Pub Date: April 1st, 2001
ISBN: 0-8027-3372-7
Publisher: Walker

A cultural anthropologist journeys to a village in southern Italy to explore the hell of “sassi” (cave dwellings) and of his own desires.

Sasso unfolds as a long letter the narrator writes to his pregnant girlfriend in New York City. Hauling the baggage of uncertain careers and troubled relationships, he and three others have come to Mancanzano to study the brilliant frescoes in a warren of prehistoric cave dwellings. Adorned by angels and saints, the frescoes now look down upon two dead, naked teenagers.
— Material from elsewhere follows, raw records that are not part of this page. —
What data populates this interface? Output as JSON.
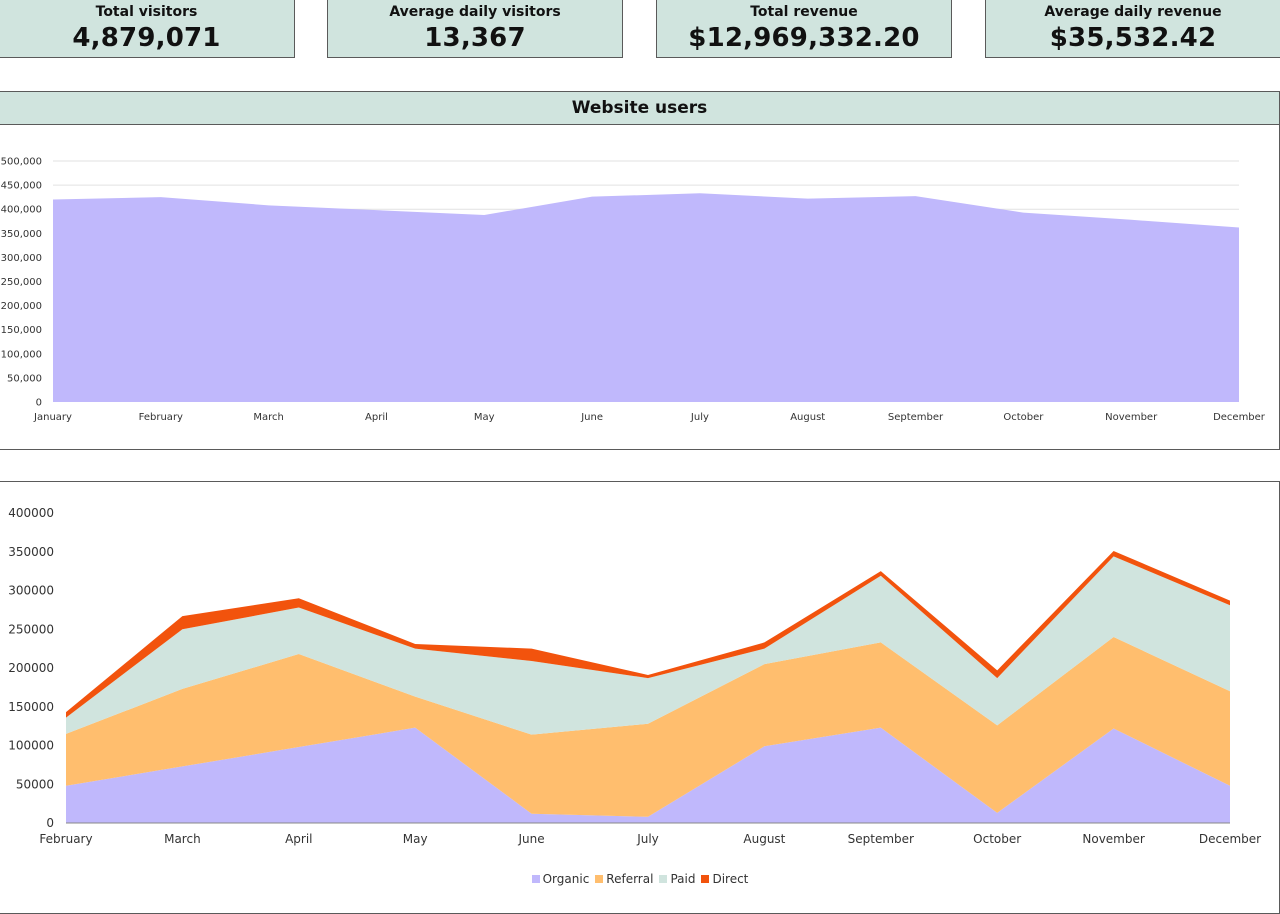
{
  "kpis": [
    {
      "label": "Total visitors",
      "value": "4,879,071"
    },
    {
      "label": "Average daily visitors",
      "value": "13,367"
    },
    {
      "label": "Total revenue",
      "value": "$12,969,332.20"
    },
    {
      "label": "Average daily revenue",
      "value": "$35,532.42"
    }
  ],
  "chart_data": [
    {
      "type": "area",
      "title": "Website users",
      "xlabel": "",
      "ylabel": "",
      "categories": [
        "January",
        "February",
        "March",
        "April",
        "May",
        "June",
        "July",
        "August",
        "September",
        "October",
        "November",
        "December"
      ],
      "ylim": [
        0,
        500000
      ],
      "yticks": [
        "0",
        "50,000",
        "100,000",
        "150,000",
        "200,000",
        "250,000",
        "300,000",
        "350,000",
        "400,000",
        "450,000",
        "500,000"
      ],
      "values": [
        420000,
        425000,
        408000,
        398000,
        388000,
        426000,
        433000,
        422000,
        427000,
        393000,
        378000,
        362000
      ],
      "grid": true,
      "color": "#c0b8fc"
    },
    {
      "type": "area",
      "stacked": true,
      "title": "",
      "xlabel": "",
      "ylabel": "",
      "categories": [
        "February",
        "March",
        "April",
        "May",
        "June",
        "July",
        "August",
        "September",
        "October",
        "November",
        "December"
      ],
      "ylim": [
        0,
        400000
      ],
      "yticks": [
        "0",
        "50000",
        "100000",
        "150000",
        "200000",
        "250000",
        "300000",
        "350000",
        "400000"
      ],
      "grid": false,
      "legend_position": "bottom",
      "series": [
        {
          "name": "Organic",
          "color": "#c0b8fc",
          "values": [
            48000,
            73000,
            98000,
            123000,
            12000,
            8000,
            99000,
            123000,
            13000,
            122000,
            48000
          ]
        },
        {
          "name": "Referral",
          "color": "#ffbe6e",
          "values": [
            67000,
            100000,
            120000,
            40000,
            102000,
            120000,
            106000,
            110000,
            113000,
            118000,
            122000
          ]
        },
        {
          "name": "Paid",
          "color": "#d0e4de",
          "values": [
            21000,
            77000,
            60000,
            62000,
            95000,
            59000,
            20000,
            86000,
            61000,
            104000,
            111000
          ]
        },
        {
          "name": "Direct",
          "color": "#f2530d",
          "values": [
            7000,
            17000,
            12000,
            6000,
            16000,
            4000,
            8000,
            6000,
            10000,
            7000,
            6000
          ]
        }
      ]
    }
  ]
}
Their teeth are chipped, their faces lacerated, the insides of their mouths caked with tufa, the porous, cool stone that turns up everywhere in Mancanzano (and, it seems, on nearly every page of this first novel). Ground up, the magical and medicinal stone becomes, variously, a talc that soaks up sweat or a dietary supplement that, if overused, turns into cement. Scraping away at the frescoes, the team uncovers images of bleeding cherubim and dead, gashed, nude humans. More teenagers, then dogs, turn up dead in the caves. Compiling an oral history of Mancanzano, the narrator finds his encounters turning equally dark. An old woman tells of going blind from staring at the sun for a vision of the Madonna. An old man exposes his flaccid genitals, then asks the narrator to hold him. Complying, the narrator supports the man as he defecates. In thrall to the violent and sensual life around him, the narrator begins a passionate affair with a young girl named Philippa,. Hinting that she may be pregnant, she reviles the narrator. The two begin hurling abuse at each other like lumps of tufa. Soon on trial for her murder, the narrator writes to his fiancée, expressing hope that his child will “understand the power of stone” in New York, “a city that is also composed of cells.”

An avalanche of portentous symbols, allusions, and tufa, tufa, tufa.